The New Survival Strategy: More Meetings

As mid-career officeworkers strive to keep their jobs, they’re homing in on the one arena wherehuman skills still reign supreme: meetings.

As AI slowly whittled away at his job duties, the worker began to devise a new strategy for staying employed: Sure, AI might be able to review documents and draft memos—but could it wow people in a meeting? Could it leave prospective clients grinning? Could it read the room to know when to push, when to pull back and when to say nothing at all? Nope. AI, it turns out, cannot charm the person sitting across the table. And so he began a strategy that, just three years ago, would have been anathema to him: He began inserting himself in extra meetings, becoming a central player in over a dozen of the firm’s standing gatherings. He called it job security.

Schmoozing is back, and this time it’s a survival strategy. After years of workplace-productivity experts disparaging meetings as a bane of efficiency, they are back as a way to prove relevance. After-hours meetings are notably on the rise, according to data from Microsoft, up 16% year-over-year. Nearly a third of meetings now span multiple time zones—a figure that’s jumped 8 percentage points since 2021. Meanwhile, other sorts of meetings are holding steady, some even drawing more attendees. “Meeting popularity might be increasing,” says engagement expert Mark Royal, senior client partner at Korn Ferry.

Leaders have long complained about meetings: Two-thirds of executives surveyed in the 2026 World’s Most Admired Companies report, a partnership between Korn Ferry and Fortune, cite meetings as their number-one time sink. Meetings rose dramatically between 2020 and 2023, with workers attending three times as many per week—a 192% increase, according to data from Microsoft. Meetings have remained at those elevated levels ever since, in both frequency and duration. The casualty is focus time: Managers and executives report that they don’t even open their laptops to do their “real” work until the end of the day.

The risk, of course, is more meetings. And not just more meetings, but more bad meetings. It’s easier than ever to call one, whether online or in the office—indeed, more than half (57%) of all workplace meetings are spur-of-the-moment, according to Microsoft—and firms once again are in jeopardy of hosting an endless stream of meetings. It gets worse: When workers are worried about their jobs, meetings can become a way to avoid taking risks, says Royal. Enter the “let’s meet so no one needs to make a decision” meeting, which can effectively blur accountability.

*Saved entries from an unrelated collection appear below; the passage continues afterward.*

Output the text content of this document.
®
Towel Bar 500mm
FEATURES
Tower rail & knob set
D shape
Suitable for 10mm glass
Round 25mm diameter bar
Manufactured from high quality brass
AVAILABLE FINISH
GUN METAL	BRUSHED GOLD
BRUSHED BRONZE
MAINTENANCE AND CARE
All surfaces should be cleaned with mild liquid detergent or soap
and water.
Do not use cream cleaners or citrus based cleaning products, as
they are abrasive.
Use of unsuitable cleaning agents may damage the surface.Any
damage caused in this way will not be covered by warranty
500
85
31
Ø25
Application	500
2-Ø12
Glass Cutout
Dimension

For now, meetings are simply attracting more workers. And the fastest-growing type, says Microsoft, are meetings with 65-plus attendees. At the same time, AI is playing a major role in shifting what happens during meetings: It can now complete much of the prep work, such as compiling research and drafting summaries, which enables meeting-goers to quickly absorb reports and documents beforehand. During meetings, participants can put down their laptops and fully engage, thanks to AI notetakers. Status updates are usually brief or nonexistent; participants arrive ready to move things forward. “People are getting together to apply human judgment and make decisions,” says Royal.  

Overall, meetings are evolving from places where work gets done to places where decisions get made. Experts from a range of vantage points have recognized the shift. In European firms, “we’re seeing an increased emphasis on visibility, alignment, and stakeholder management,” says Korn Ferry senior client partner Marnix Boorsma, who says that meetings are becoming a place to demonstrate value. “Meetings remain one of the primary arenas where that plays out.”

Despite this, confessing to attending more meetings is still a faux pas. “No, I don’t hear people saying they seek out more meetings,” says Boorsma.